Ton immense plaisir au milieu du néant.
- Je suis enfin libéré de ce bagne !
En levant tes deux bras tous fins en signe de victoire.
Tu n’auras pas très faim. Mais tu voudras quand même un plateau télé et me glissant malicieusement que ça fait longtemps qu’on n’a pas regardé un film.
Je dirais oui parce que je ne sais pas te dire non. Tu repasseras en boucle tes séquences préférées pour te tordre de rire sur le canapé. A la redécouverte du rire infini. Je serais encore certainement partie aux toilettes, accompagnée de ma vessie trop molle de t’avoir enfanté.

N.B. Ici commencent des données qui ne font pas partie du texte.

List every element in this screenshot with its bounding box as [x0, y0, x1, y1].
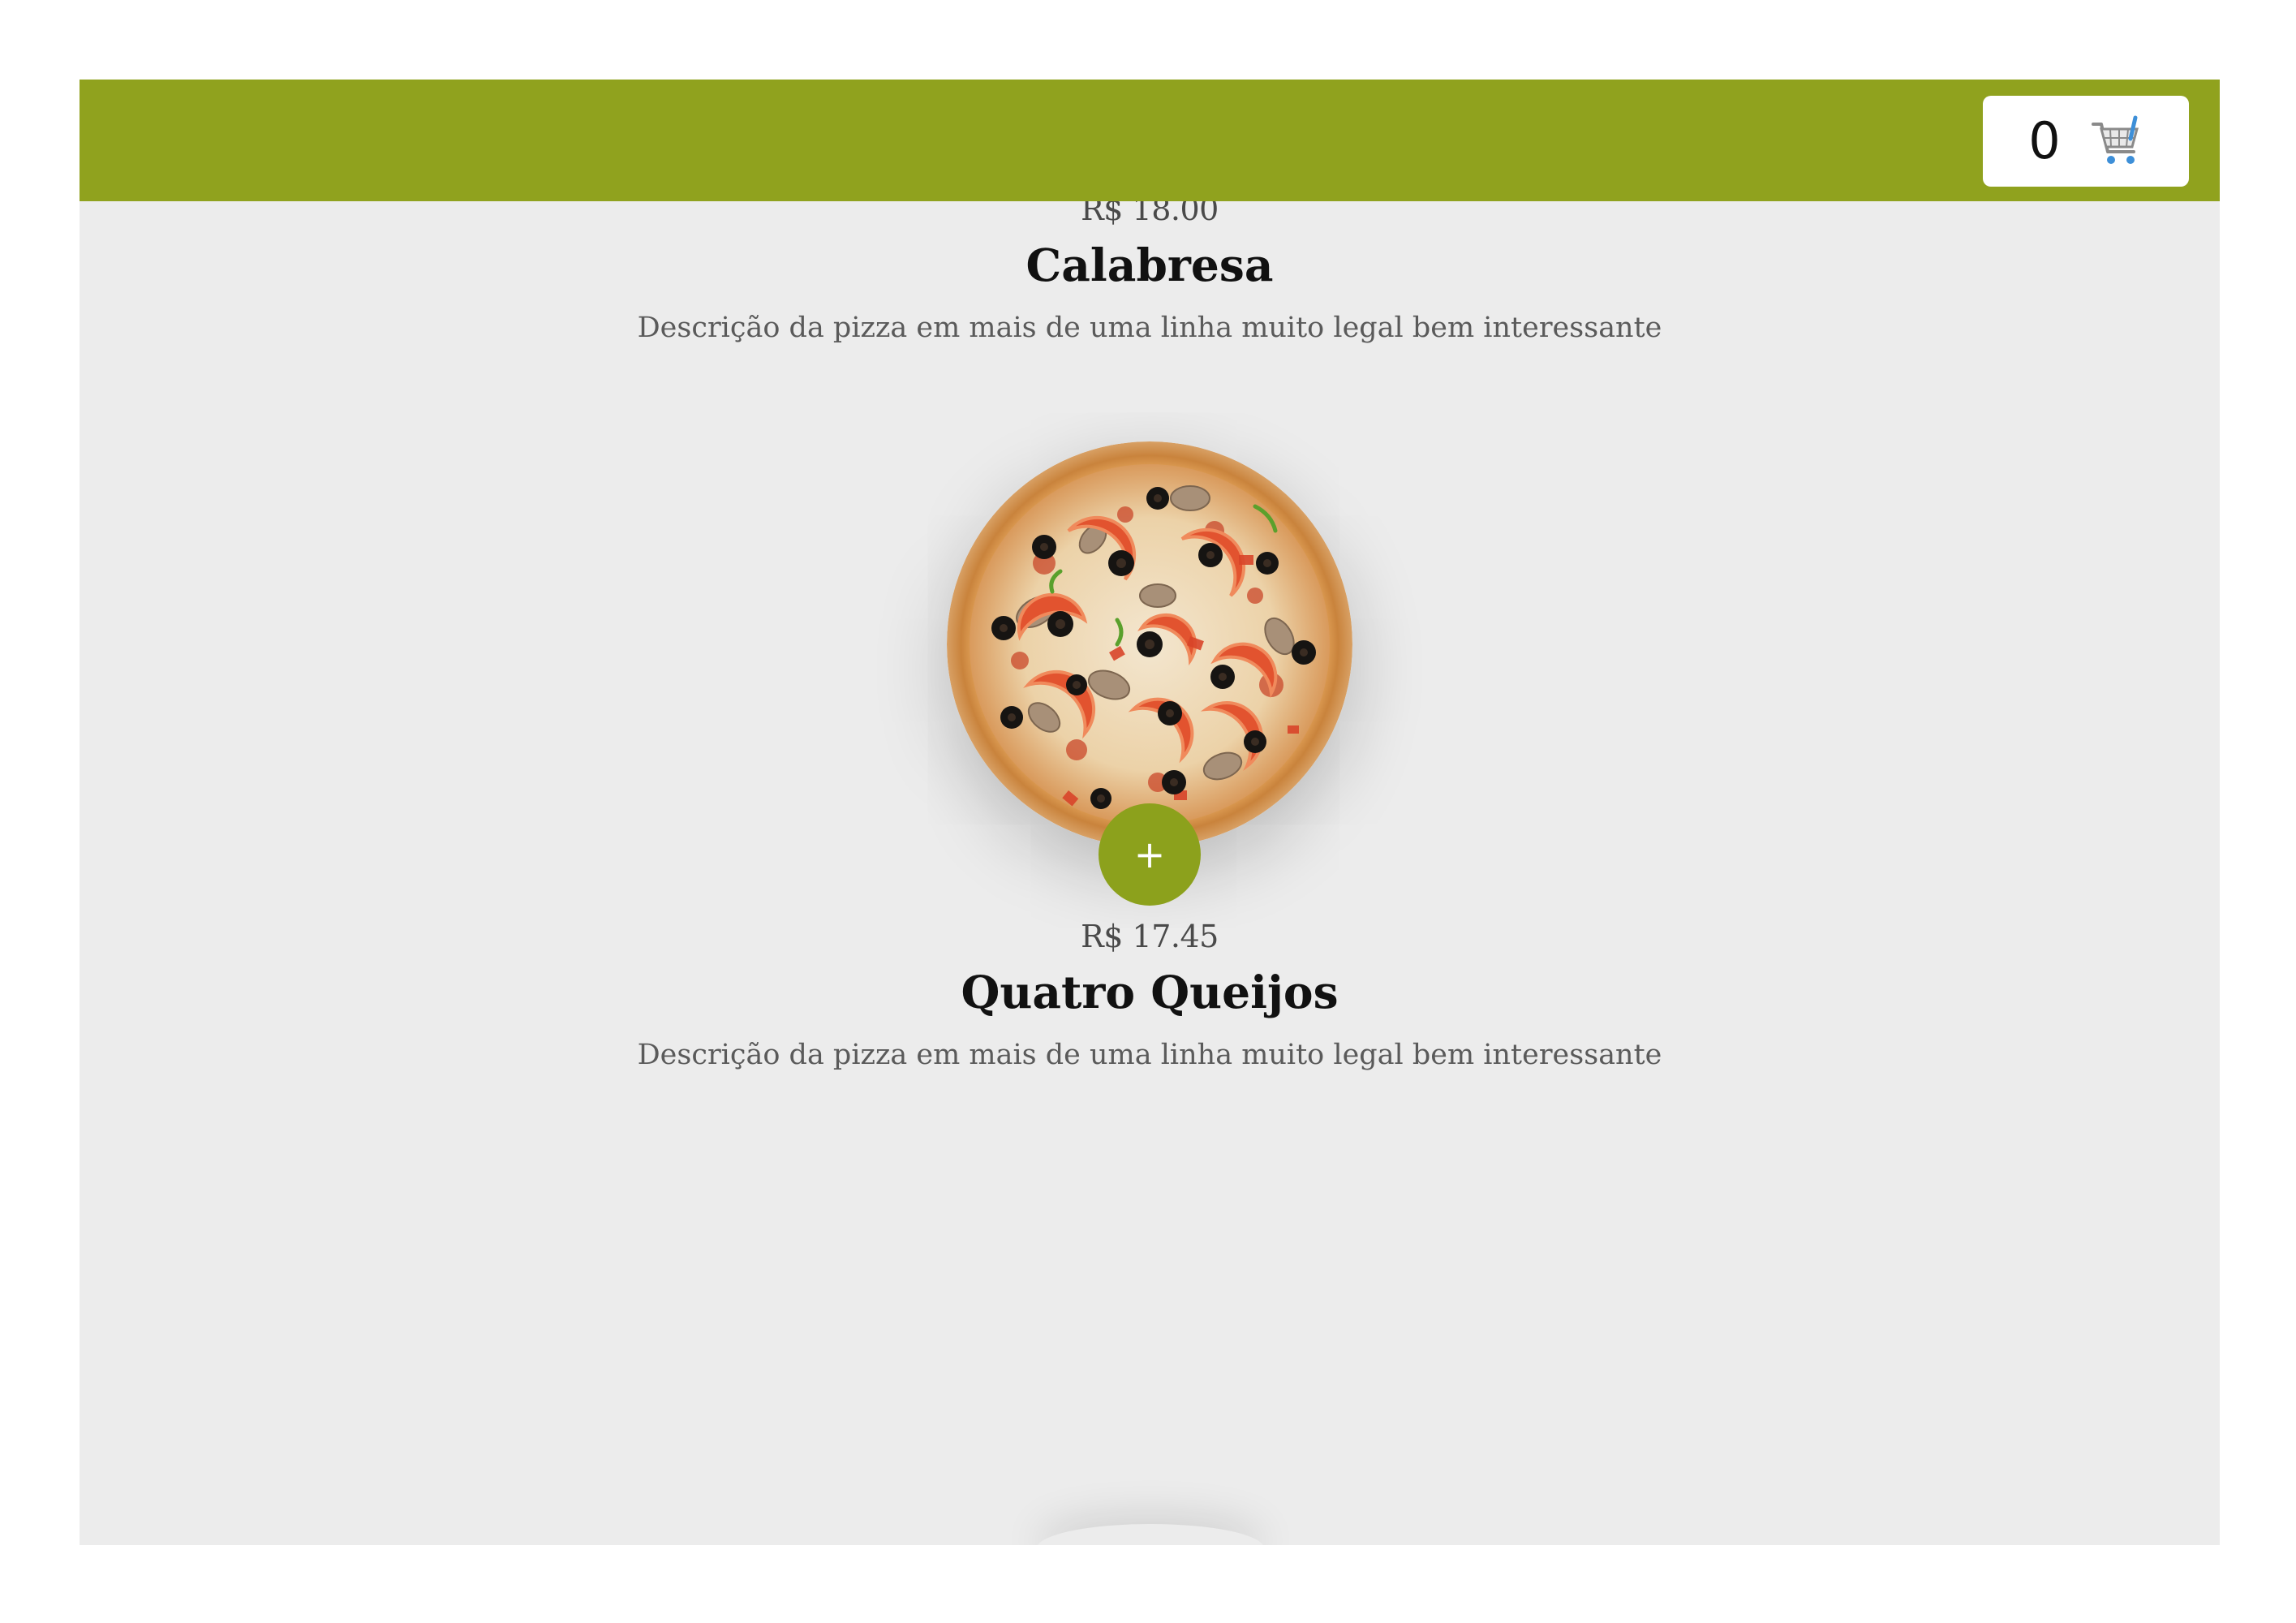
product-description: Descrição da pizza em mais de uma linha …	[637, 312, 1662, 344]
product-list: R$ 18.00 Calabresa Descrição da pizza em…	[80, 80, 2220, 1545]
shopping-cart-icon	[2088, 114, 2143, 168]
product-name: Quatro Queijos	[961, 966, 1339, 1018]
add-to-cart-button[interactable]: +	[1099, 803, 1201, 906]
pizza-image	[947, 441, 1352, 847]
product-name: Calabresa	[1025, 239, 1274, 291]
app-container: R$ 18.00 Calabresa Descrição da pizza em…	[80, 80, 2220, 1545]
product-description: Descrição da pizza em mais de uma linha …	[637, 1039, 1662, 1071]
cart-button[interactable]: 0	[1983, 96, 2189, 187]
cart-count: 0	[2028, 111, 2061, 170]
next-product-shadow	[1037, 1524, 1264, 1545]
top-bar: 0	[80, 80, 2220, 201]
product-price: R$ 17.45	[1081, 919, 1219, 954]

Alors, tu remettras encore une fois l’extrait en me disant « Maman regarde, Maman regarde ! » toujours constant dans ton envie de partager le bonheur.
Je mangerais mes émotions et ma fatigue.
Je prendrais surement le temps de débarrasser et de ranger un peu, en adulte chiante, coupable de ne pas avoir une maison instagrammable qui, au fond, ne m’aurait servi à rien pour en arriver là. Pour qui ? Pour quoi ?
Je reviendrais me blottir contre toi. On fera une grosse pyramide de toi, de moi, de chat, de plaids et de doudous. Se laisser ensevelir pour disparaître dans la douceur.
Ce sera doux, ce sera beau, ce sera nous.
Inutiles et fragiles.
Minuscules.
- Maman, s’il n’y avait plus de demain, tu ne ferais rien de plus qu’un dimanche pluvieux ?
- Non, rien de plus que nos dimanches moelleux.